Attributes must be literal maps, but they may contain expressions in the key and value positions. This is probably much easier to fix.
- Currently the SXML parser ignores processing instructions, and there is no way to express a processing instruction in SXML. Advice and suggestions welcome.

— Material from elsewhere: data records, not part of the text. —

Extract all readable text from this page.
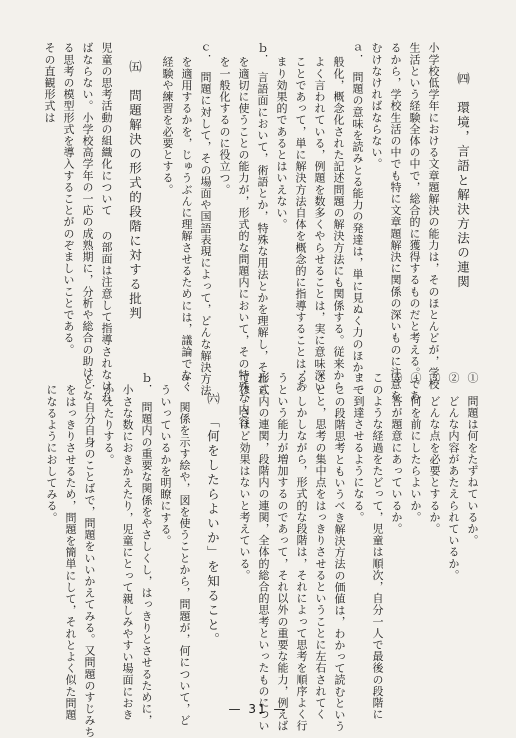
㈣　環境，言語と解決方法の連関
小学校低学年における文章題解決の能力は，そのほとんどが，学校
生活という経験全体の中で，総合的に獲得するものだと考える。であ
るから，学校生活の中でも特に文章題解決に関係の深いものに注意を
むけなければならない。
ａ．　問題の意味を読みとる能力の発達は，単に見ぬく力のほか，一
般化，概念化された記述問題の解決方法にも関係する。従来から
よく言われている，例題を数多くやらせることは，実に意味深い
ことであって，単に解決方法自体を概念的に指導することは，あ
まり効果的であるとはいえない。
ｂ．　言語面において，術語とか，特殊な用法とかを理解し，それら
を適切に使うことの能力が，形式的な問題内において，その特殊な内容
を一般化するのに役立つ。
ｃ．　問題に対して，その場面や国語表現によって，どんな解決方法
を適用するかを，じゅうぶんに理解させるためには，議論でなく
経験や練習を必要とする。
㈤　問題解決の形式的段階に対する批判
児童の思考活動の組織化について の部面は注意して指導されなけれ
ばならない。小学校高学年の一応の成熟期に，分析や総合の助けとな
る思考の模型形式を導入することがのぞましいことである。
その直観形式は
①　問題は何をたずねているか。
②　どんな内容があたえられているか。
③　どんな点を必要とするか。
④　何を前にしたらよいか。
⑤　答が題意にあっているか。
このような経過をたどって，児童は順次，自分一人で最後の段階に
まで到達させるようになる。
この段階思考ともいうべき解決方法の価値は，わかって読むという
ことと，思考の集中点をはっきりさせるということに左右されてく
る。しかしながら，形式的な段階は，それによって思考を順序よく行
うという能力が増加するのであって，それ以外の重要な能力，例えば
形式内の連関，段階内の連関，全体的総合的思考といったものについ
ては，さほど効果はないと考えている。
㈥　「何をしたらよいか」を知ること。
ａ．　関係を示す絵や，図を使うことから，問題が，何について，ど
ういっているかを明瞭にする。
ｂ．　問題内の重要な関係をやさしくし，はっきりとさせるために，
小さな数におきかえたり，児童にとって親しみやすい場面におき
かえたりする。
ｃ．　自分自身のことばで，問題をいいかえてみる。又問題のすじみち
をはっきりさせるため，問題を簡単にして，それとよく似た問題
になるようにおしてみる。
— 31 —
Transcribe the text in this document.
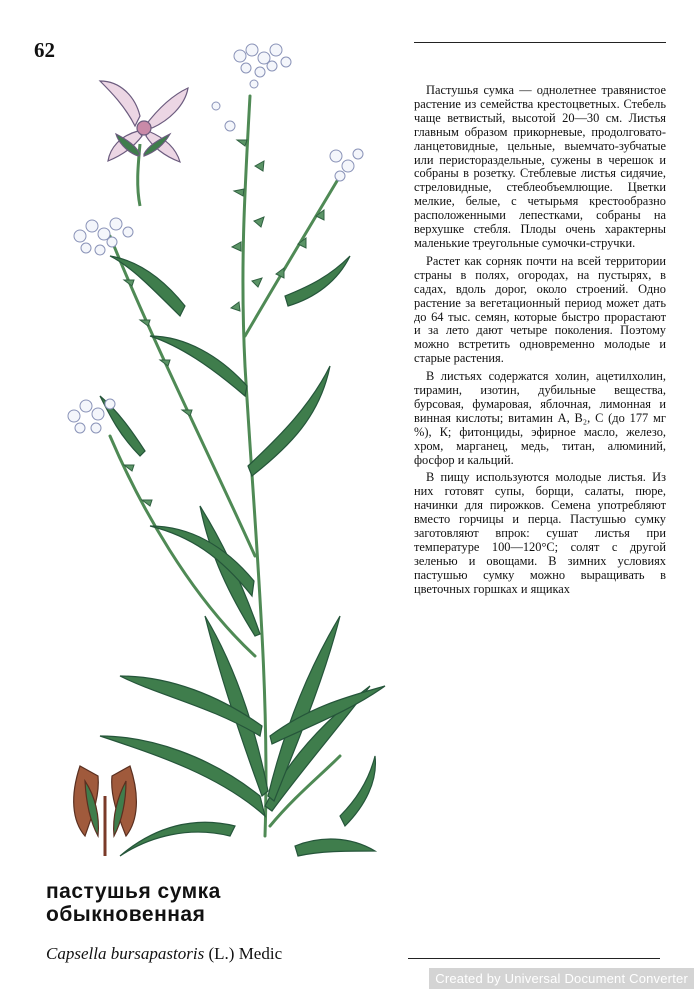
62

Пастушья сумка — однолетнее травянистое растение из семейства крестоцветных. Стебель чаще ветвистый, высотой 20—30 см. Листья главным образом прикорневые, продолговато-ланцетовидные, цельные, выемчато-зубчатые или перистораздельные, сужены в черешок и собраны в розетку. Стеблевые листья сидячие, стреловидные, стеблеобъемлющие. Цветки мелкие, белые, с четырьмя крестообразно расположенными лепестками, собраны на верхушке стебля. Плоды очень характерны маленькие треугольные сумочки-стручки.

Растет как сорняк почти на всей территории страны в полях, огородах, на пустырях, в садах, вдоль дорог, около строений. Одно растение за вегетационный период может дать до 64 тыс. семян, которые быстро прорастают и за лето дают четыре поколения. Поэтому можно встретить одновременно молодые и старые растения.

В листьях содержатся холин, ацетилхолин, тирамин, изотин, дубильные вещества, бурсовая, фумаровая, яблочная, лимонная и винная кислоты; витамин А, В₂, С (до 177 мг %), К; фитонциды, эфирное масло, железо, хром, марганец, медь, титан, алюминий, фосфор и кальций.

В пищу используются молодые листья. Из них готовят супы, борщи, салаты, пюре, начинки для пирожков. Семена употребляют вместо горчицы и перца. Пастушью сумку заготовляют впрок: сушат листья при температуре 100—120°С; солят с другой зеленью и овощами. В зимних условиях пастушью сумку можно выращивать в цветочных горшках и ящиках

пастушья сумка
обыкновенная
Capsella bursapastoris (L.) Medic
Created by Universal Document Converter
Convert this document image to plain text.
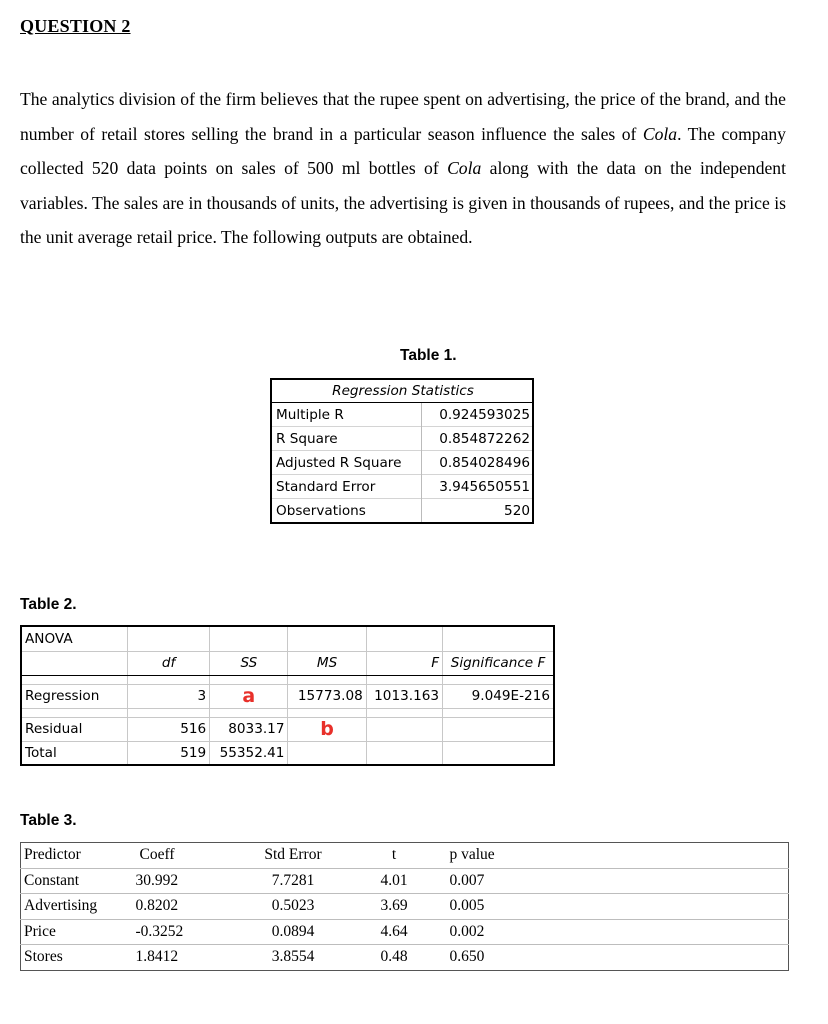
QUESTION 2

The analytics division of the firm believes that the rupee spent on advertising, the price of the brand, and the number of retail stores selling the brand in a particular season influence the sales of Cola. The company collected 520 data points on sales of 500 ml bottles of Cola along with the data on the independent variables. The sales are in thousands of units, the advertising is given in thousands of rupees, and the price is the unit average retail price. The following outputs are obtained.

Table 1.
Regression Statistics	
Multiple R	0.924593025
R Square	0.854872262
Adjusted R Square	0.854028496
Standard Error	3.945650551
Observations	520
Table 2.
ANOVA					
	df	SS	MS	F	Significance F

Regression	3	a	15773.08	1013.163	9.049E-216

Residual	516	8033.17	b		
Total	519	55352.41			
Table 3.
Predictor	Coeff	Std Error	t	p value
Constant	30.992	7.7281	4.01	0.007
Advertising	0.8202	0.5023	3.69	0.005
Price	-0.3252	0.0894	4.64	0.002
Stores	1.8412	3.8554	0.48	0.650
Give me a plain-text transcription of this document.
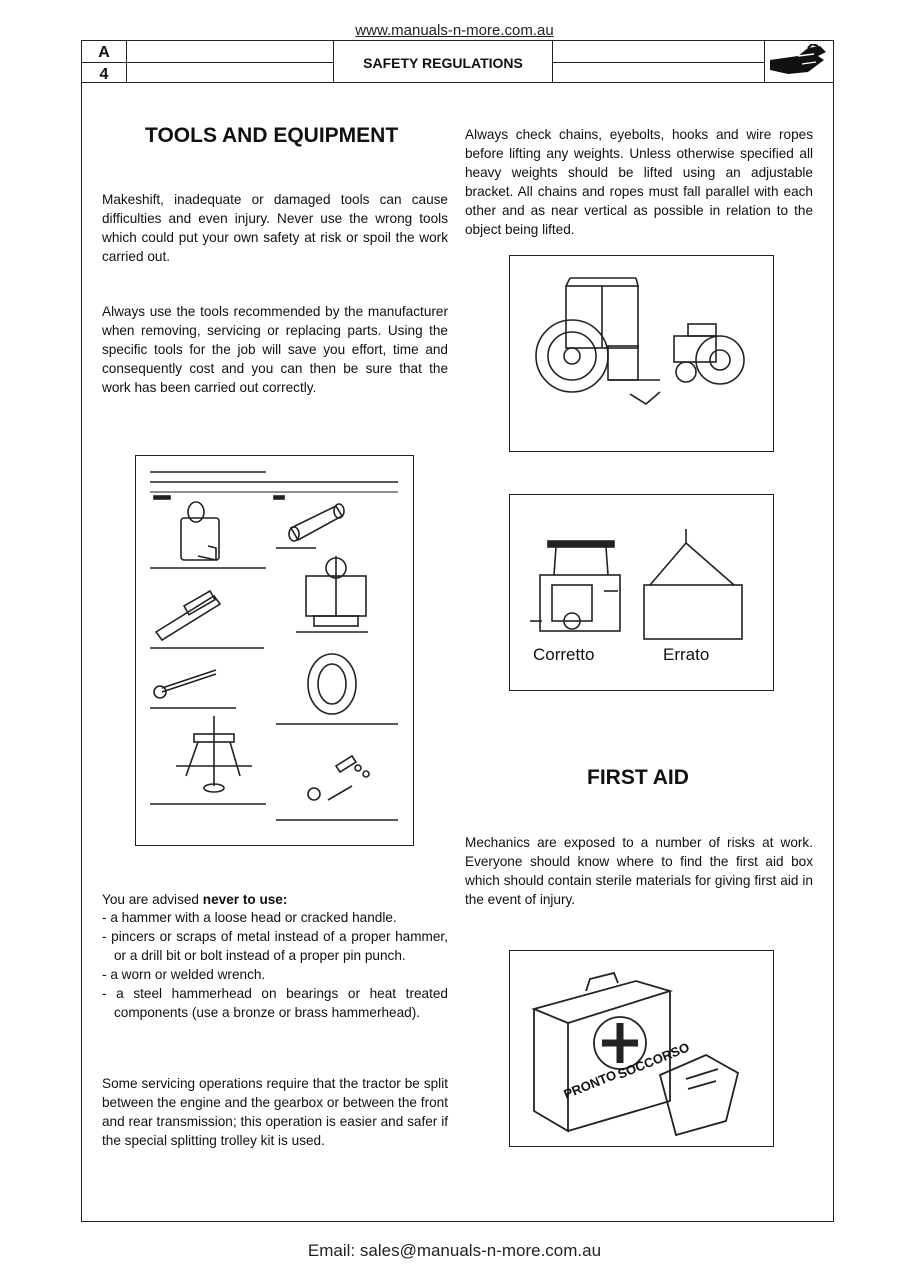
www.manuals-n-more.com.au
A
4
SAFETY REGULATIONS
TOOLS AND EQUIPMENT
Makeshift, inadequate or damaged tools can cause difficulties and even injury. Never use the wrong tools which could put your own safety at risk or spoil the work carried out.
Always use the tools recommended by the manufacturer when removing, servicing or replacing parts. Using the specific tools for the job will save you effort, time and consequently cost and you can then be sure that the work has been carried out correctly.
You are advised never to use:
- a hammer with a loose head or cracked handle.
- pincers or scraps of metal instead of a proper hammer, or a drill bit or bolt instead of a proper pin punch.
- a worn or welded wrench.
- a steel hammerhead on bearings or heat treated components (use a bronze or brass hammerhead).
Some servicing operations require that the tractor be split between the engine and the gearbox or between the front and rear transmission; this operation is easier and safer if the special splitting trolley kit is used.
Always check chains, eyebolts, hooks and wire ropes before lifting any weights. Unless otherwise specified all heavy weights should be lifted using an adjustable bracket. All chains and ropes must fall parallel with each other and as near vertical as possible in relation to the object being lifted.
Corretto	Errato
FIRST AID
Mechanics are exposed to a number of risks at work. Everyone should know where to find the first aid box which should contain sterile materials for giving first aid in the event of injury.
PRONTO
SOCCORSO
Email: sales@manuals-n-more.com.au
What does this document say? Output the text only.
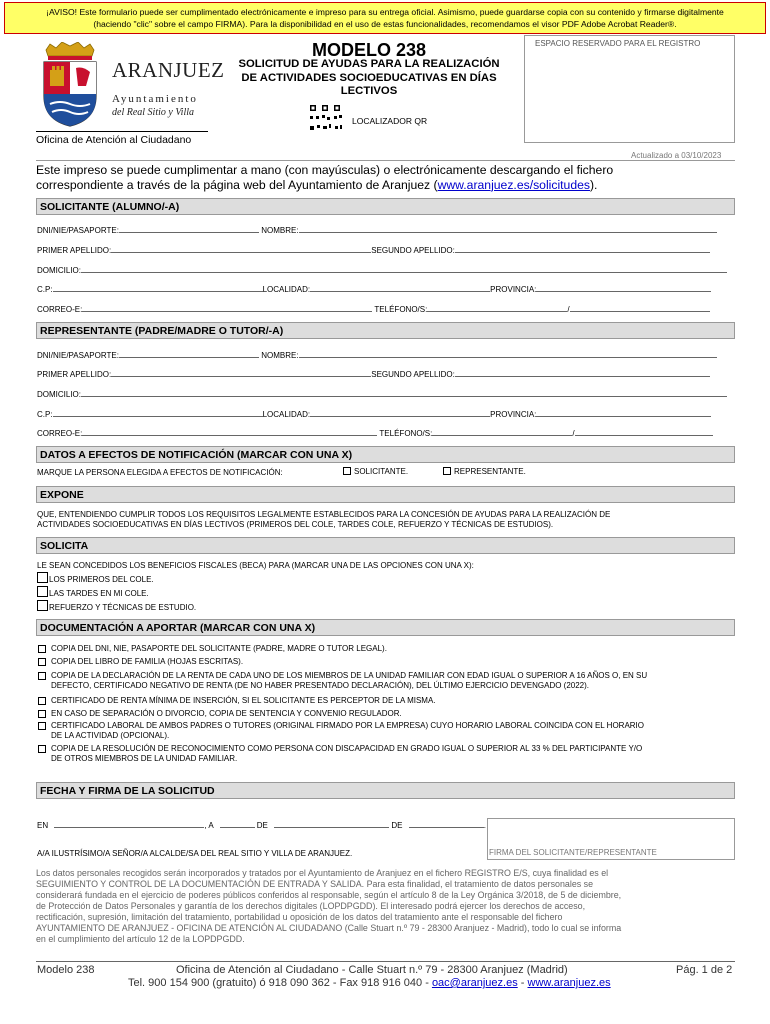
¡AVISO! Este formulario puede ser cumplimentado electrónicamente e impreso para su entrega oficial. Asimismo, puede guardarse copia con su contenido y firmarse digitalmente
(haciendo "clic" sobre el campo FIRMA). Para la disponibilidad en el uso de estas funcionalidades, recomendamos el visor PDF Adobe Acrobat Reader®.
ARANJUEZ
Ayuntamiento
del Real Sitio y Villa
Oficina de Atención al Ciudadano
MODELO 238
SOLICITUD DE AYUDAS PARA LA REALIZACIÓN
DE ACTIVIDADES SOCIOEDUCATIVAS EN DÍAS
LECTIVOS
LOCALIZADOR QR
ESPACIO RESERVADO PARA EL REGISTRO
Actualizado a 03/10/2023
Este impreso se puede cumplimentar a mano (con mayúsculas) o electrónicamente descargando el fichero
correspondiente a través de la página web del Ayuntamiento de Aranjuez (www.aranjuez.es/solicitudes).
SOLICITANTE (ALUMNO/-A)
DNI/NIE/PASAPORTE:	NOMBRE:
PRIMER APELLIDO:	SEGUNDO APELLIDO:
DOMICILIO:
C.P:	LOCALIDAD:	PROVINCIA:
CORREO-E:	TELÉFONO/S:	/
REPRESENTANTE (PADRE/MADRE O TUTOR/-A)
DNI/NIE/PASAPORTE:	NOMBRE:
PRIMER APELLIDO:	SEGUNDO APELLIDO:
DOMICILIO:
C.P:	LOCALIDAD:	PROVINCIA:
CORREO-E:	TELÉFONO/S:	/
DATOS A EFECTOS DE NOTIFICACIÓN (MARCAR CON UNA X)
MARQUE LA PERSONA ELEGIDA A EFECTOS DE NOTIFICACIÓN:	SOLICITANTE.	REPRESENTANTE.
EXPONE
QUE, ENTENDIENDO CUMPLIR TODOS LOS REQUISITOS LEGALMENTE ESTABLECIDOS PARA LA CONCESIÓN DE AYUDAS PARA LA REALIZACIÓN DE
ACTIVIDADES SOCIOEDUCATIVAS EN DÍAS LECTIVOS (PRIMEROS DEL COLE, TARDES COLE, REFUERZO Y TÉCNICAS DE ESTUDIOS).
SOLICITA
LE SEAN CONCEDIDOS LOS BENEFICIOS FISCALES (BECA) PARA (MARCAR UNA DE LAS OPCIONES CON UNA X):
LOS PRIMEROS DEL COLE.
LAS TARDES EN MI COLE.
REFUERZO Y TÉCNICAS DE ESTUDIO.
DOCUMENTACIÓN A APORTAR (MARCAR CON UNA X)
COPIA DEL DNI, NIE, PASAPORTE DEL SOLICITANTE (PADRE, MADRE O TUTOR LEGAL).
COPIA DEL LIBRO DE FAMILIA (HOJAS ESCRITAS).
COPIA DE LA DECLARACIÓN DE LA RENTA DE CADA UNO DE LOS MIEMBROS DE LA UNIDAD FAMILIAR CON EDAD IGUAL O SUPERIOR A 16 AÑOS O, EN SU
DEFECTO, CERTIFICADO NEGATIVO DE RENTA (DE NO HABER PRESENTADO DECLARACIÓN), DEL ÚLTIMO EJERCICIO DEVENGADO (2022).
CERTIFICADO DE RENTA MÍNIMA DE INSERCIÓN, SI EL SOLICITANTE ES PERCEPTOR DE LA MISMA.
EN CASO DE SEPARACIÓN O DIVORCIO, COPIA DE SENTENCIA Y CONVENIO REGULADOR.
CERTIFICADO LABORAL DE AMBOS PADRES O TUTORES (ORIGINAL FIRMADO POR LA EMPRESA) CUYO HORARIO LABORAL COINCIDA CON EL HORARIO
DE LA ACTIVIDAD (OPCIONAL).
COPIA DE LA RESOLUCIÓN DE RECONOCIMIENTO COMO PERSONA CON DISCAPACIDAD EN GRADO IGUAL O SUPERIOR AL 33 % DEL PARTICIPANTE Y/O
DE OTROS MIEMBROS DE LA UNIDAD FAMILIAR.
FECHA Y FIRMA DE LA SOLICITUD
EN	, A	DE	DE	.
A/A ILUSTRÍSIMO/A SEÑOR/A ALCALDE/SA DEL REAL SITIO Y VILLA DE ARANJUEZ.	FIRMA DEL SOLICITANTE/REPRESENTANTE
Los datos personales recogidos serán incorporados y tratados por el Ayuntamiento de Aranjuez en el fichero REGISTRO E/S, cuya finalidad es el
SEGUIMIENTO Y CONTROL DE LA DOCUMENTACIÓN DE ENTRADA Y SALIDA. Para esta finalidad, el tratamiento de datos personales se
considerará fundada en el ejercicio de poderes públicos conferidos al responsable, según el artículo 8 de la Ley Orgánica 3/2018, de 5 de diciembre,
de Protección de Datos Personales y garantía de los derechos digitales (LOPDPGDD). El interesado podrá ejercer los derechos de acceso,
rectificación, supresión, limitación del tratamiento, portabilidad u oposición de los datos del tratamiento ante el responsable del fichero
AYUNTAMIENTO DE ARANJUEZ - OFICINA DE ATENCIÓN AL CIUDADANO (Calle Stuart n.º 79 - 28300 Aranjuez - Madrid), todo lo cual se informa
en el cumplimiento del artículo 12 de la LOPDPGDD.
Modelo 238	Oficina de Atención al Ciudadano - Calle Stuart n.º 79 - 28300 Aranjuez (Madrid)	Pág. 1 de 2
Tel. 900 154 900 (gratuito) ó 918 090 362 - Fax 918 916 040 - oac@aranjuez.es - www.aranjuez.es
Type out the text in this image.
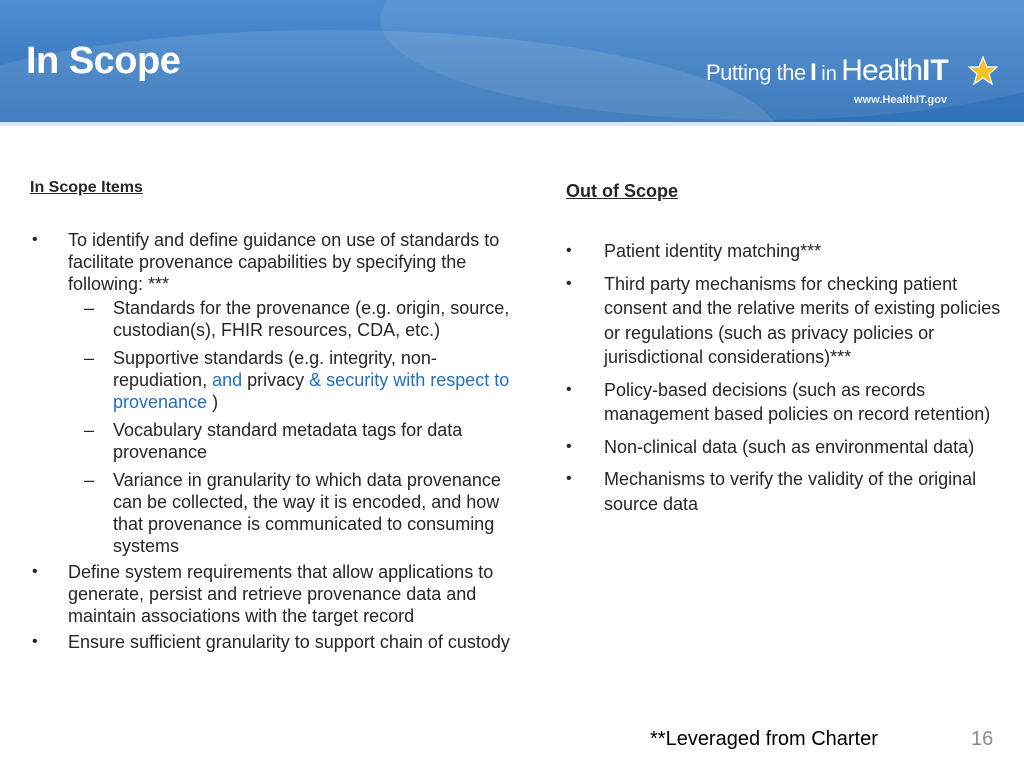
In Scope	Putting the I in HealthIT
www.HealthIT.gov
In Scope Items
• To identify and define guidance on use of standards to facilitate provenance capabilities by specifying the following: ***
– Standards for the provenance (e.g. origin, source, custodian(s), FHIR resources, CDA, etc.)
– Supportive standards (e.g. integrity, non-repudiation, and privacy & security with respect to provenance )
– Vocabulary standard metadata tags for data provenance
– Variance in granularity to which data provenance can be collected, the way it is encoded, and how that provenance is communicated to consuming systems
• Define system requirements that allow applications to generate, persist and retrieve provenance data and maintain associations with the target record
• Ensure sufficient granularity to support chain of custody
Out of Scope
• Patient identity matching***
• Third party mechanisms for checking patient consent and the relative merits of existing policies or regulations (such as privacy policies or jurisdictional considerations)***
• Policy-based decisions (such as records management based policies on record retention)
• Non-clinical data (such as environmental data)
• Mechanisms to verify the validity of the original source data
**Leveraged from Charter	16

- Add support for interoperating with the
clojure.xml
data format, and investigate if there is anything interesting to add for traversing SXML withclojure.walk
. - XPath support would be pretty awesome. This can probably be done by providing
some help with feeding SXML into a
Document
, along with a function to run XPath expressions against it and SXMLify the result. - Allow filters to be more composable by separating the SAX parser into two stages, such that an event seq is generated first, and the shift-reduce SXML generation operates on that. Then stream filters can be inserted between them. Currently the SAX handler directly feeds the SXML generator.
sxml-jaxp
is Copyright (C) 2010-2013 Kyle Schaffrick.
Distributed under the Eclipse Public License, the same as Clojure.